Well, most of the examples I was going to give (other than maybe the early models of the NEC PC-98?) have already been covered, so let's swing the other way... talking of "computers the size of fridges", here's something exotic: back in the mid noughties I was on an abortive (govt. cuts) radiology technician training scheme at a local hospital, specialising in Nuclear Medicine. Despite having newer, fancier, but smaller machines, our main gamma camera rig was still a fine old warhorse made by Toshiba probably twenty years earlier, if not thirty. An already crusty, networked Sun Sparc II workstation off to one side took care of the detailed image analysis, but it was itself connected (by means I never determined) to the camera's native control/acquisition minicomputer.
Said minicomputer probably had about all the raw horsepower of a ZX81, but it was literally the size and shape of a commercial chest freezer. As in the type you might find in a discount supermarket, or the dingier kind of student dormitory. The kind of thing that really justified the name of "console", because it also served as a major piece of furniture, with a bank of control buttons and knobs built in - but also a shelf for the clunky turn-of-the-80s style keyboard, and an eye level platform for its twin (one for text-based control, the other for rudimentary pixel graphics at something like 256x256), minuscule (9" at best) monochrome CRTs.
And hidden underneath the shelf, on the side of the beast... a pair of honest to goodness 8-inch floppy drives. I never used them in anger myself, as the actual software booted up off some well-hidden internal Winchester (probably with a 12-inch platter providing a whole ten megs, most of which would be devoted to image acquisition buffering), but I saw the service guy who came around a couple times a year to do a bit of preventative maintenance and perform a deeper level of calibration than we were able to do ourselves pull one out of his hardcase the one time. So that's an 8-inch drive seeing active use, in the mid-late 2000s...
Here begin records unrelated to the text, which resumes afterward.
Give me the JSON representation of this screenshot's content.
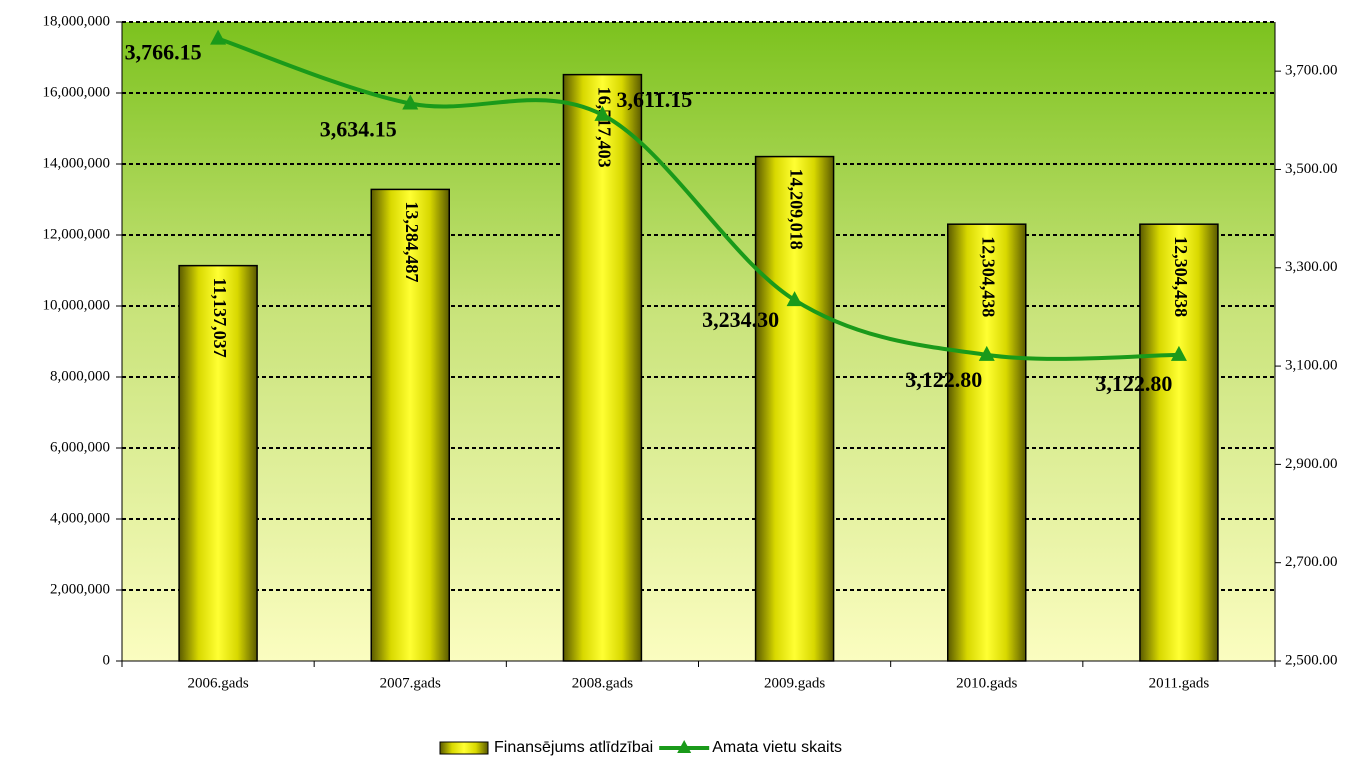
{
  "chart_data": {
    "type": "bar",
    "categories": [
      "2006.gads",
      "2007.gads",
      "2008.gads",
      "2009.gads",
      "2010.gads",
      "2011.gads"
    ],
    "series": [
      {
        "name": "Finansējums atlīdzībai",
        "type": "bar",
        "color": "#ffff00",
        "values": [
          11137037,
          13284487,
          16517403,
          14209018,
          12304438,
          12304438
        ],
        "value_labels": [
          "11,137,037",
          "13,284,487",
          "16,517,403",
          "14,209,018",
          "12,304,438",
          "12,304,438"
        ]
      },
      {
        "name": "Amata vietu skaits",
        "type": "line",
        "axis": "y2",
        "color": "#1a9a1a",
        "values": [
          3766.15,
          3634.15,
          3611.15,
          3234.3,
          3122.8,
          3122.8
        ],
        "value_labels": [
          "3,766.15",
          "3,634.15",
          "3,611.15",
          "3,234.30",
          "3,122.80",
          "3,122.80"
        ]
      }
    ],
    "ylim": [
      0,
      18000000
    ],
    "yticks": [
      0,
      {
        "value": 2000000,
        "label": "2,000,000"
      },
      {
        "value": 4000000,
        "label": "4,000,000"
      },
      {
        "value": 6000000,
        "label": "6,000,000"
      },
      {
        "value": 8000000,
        "label": "8,000,000"
      },
      {
        "value": 10000000,
        "label": "10,000,000"
      },
      {
        "value": 12000000,
        "label": "12,000,000"
      },
      {
        "value": 14000000,
        "label": "14,000,000"
      },
      {
        "value": 16000000,
        "label": "16,000,000"
      },
      {
        "value": 18000000,
        "label": "18,000,000"
      }
    ],
    "y2lim": [
      2500,
      3800
    ],
    "y2ticks": [
      {
        "value": 2500,
        "label": "2,500.00"
      },
      {
        "value": 2700,
        "label": "2,700.00"
      },
      {
        "value": 2900,
        "label": "2,900.00"
      },
      {
        "value": 3100,
        "label": "3,100.00"
      },
      {
        "value": 3300,
        "label": "3,300.00"
      },
      {
        "value": 3500,
        "label": "3,500.00"
      },
      {
        "value": 3700,
        "label": "3,700.00"
      }
    ],
    "grid": true,
    "legend": "bottom"
  }
}
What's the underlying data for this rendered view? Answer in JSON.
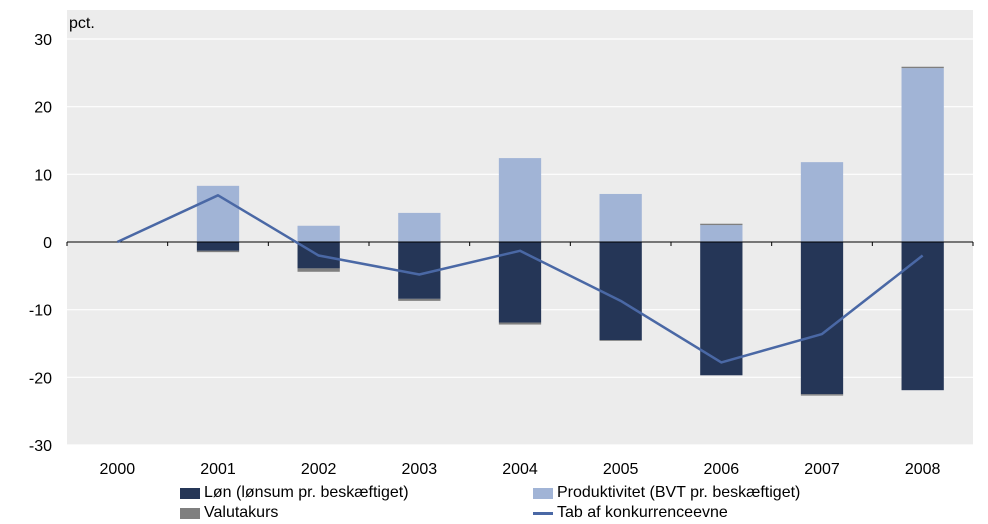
{
  "chart_data": {
    "type": "bar",
    "unit_label": "pct.",
    "categories": [
      "2000",
      "2001",
      "2002",
      "2003",
      "2004",
      "2005",
      "2006",
      "2007",
      "2008"
    ],
    "ylim": [
      -30,
      30
    ],
    "yticks": [
      30,
      20,
      10,
      0,
      -10,
      -20,
      -30
    ],
    "ytick_labels": [
      "30",
      "20",
      "10",
      "0",
      "-10",
      "-20",
      "-30"
    ],
    "grid": "horizontal",
    "stacked": true,
    "series": [
      {
        "name": "Løn (lønsum pr. beskæftiget)",
        "kind": "bar",
        "color": "#253657",
        "values": [
          0,
          -1.3,
          -3.9,
          -8.4,
          -11.9,
          -14.5,
          -19.7,
          -22.5,
          -21.9
        ]
      },
      {
        "name": "Produktivitet (BVT pr. beskæftiget)",
        "kind": "bar",
        "color": "#a1b4d6",
        "values": [
          0,
          8.3,
          2.4,
          4.3,
          12.4,
          7.1,
          2.5,
          11.8,
          25.7
        ]
      },
      {
        "name": "Valutakurs",
        "kind": "bar",
        "color": "#7f7f7f",
        "values": [
          0,
          -0.2,
          -0.5,
          -0.3,
          -0.3,
          -0.1,
          0.2,
          -0.2,
          0.2
        ]
      },
      {
        "name": "Tab af konkurrenceevne",
        "kind": "line",
        "color": "#4a68a5",
        "values": [
          0,
          6.9,
          -2.0,
          -4.8,
          -1.3,
          -8.7,
          -17.8,
          -13.6,
          -2.0
        ]
      }
    ],
    "legend": {
      "position": "bottom",
      "items": [
        {
          "label": "Løn (lønsum pr. beskæftiget)",
          "swatch": "bar",
          "color": "#253657"
        },
        {
          "label": "Produktivitet (BVT pr. beskæftiget)",
          "swatch": "bar",
          "color": "#a1b4d6"
        },
        {
          "label": "Valutakurs",
          "swatch": "bar",
          "color": "#7f7f7f"
        },
        {
          "label": "Tab af konkurrenceevne",
          "swatch": "line",
          "color": "#4a68a5"
        }
      ]
    },
    "colors": {
      "plot_background": "#ececec",
      "gridline": "#ffffff",
      "axis": "#000000"
    }
  }
}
There was also a box of blank spares, sitting up on a dusty shelf in one of the adjoining rooms. Can't remember if I purloined one for my own collection of retro junk, but if I did, I've sadly long since lost it. Though I do remember the box being a 3M one, with a remarkably modern-looking design (essentially the same as their late 90s/early noughties 3.5" and CDR branding), with the at-the-time faintly ludicrous seeming claim of a "2MB" capacity (presumably formatting down to ~1.2MB usable?).
I expect the machine itself has also gone for scrap given that the department I worked in was moved to a shiny new facility with all (well, mostly) brand spanking new up-to-date equipment more than five years ago now, and it would have been a devil of a job to relocate the entire rig when 95% of its functionality could be replicated with a smaller, lighter main unit that could be wheeled around by a single person, with a USB-connected laptop looking after the control, acquisition and processing... still, they definitely got their money's worth out of it, and the scrap value alone would probably have been pushing £1000 even if they didn't bother breaking it for parts.
Speaking of 12-inch drives, there is the point to be made that at one time 8-inchers were seen as the compact option - IBM's original floppies were themselves LP-sized, and truly suitable only for room-filling mainframe use, whereas something only slightly larger than a 45rpm single, and a little smaller than a piece of writing paper folded to make a square, is just small enough to be practical when paired with a minicomputer or even an early, still kinda bulky micro.
5.25-inch was considered small enough compared to both to be called "mini floppy", which is why the harder cased, 3.5-and-below types are "micro floppy", and both attract the alternative moniker of "diskette" (the origin of "disk"-with-a-K, as "discette" is too ambiguous) to differentiate from full-size "discs".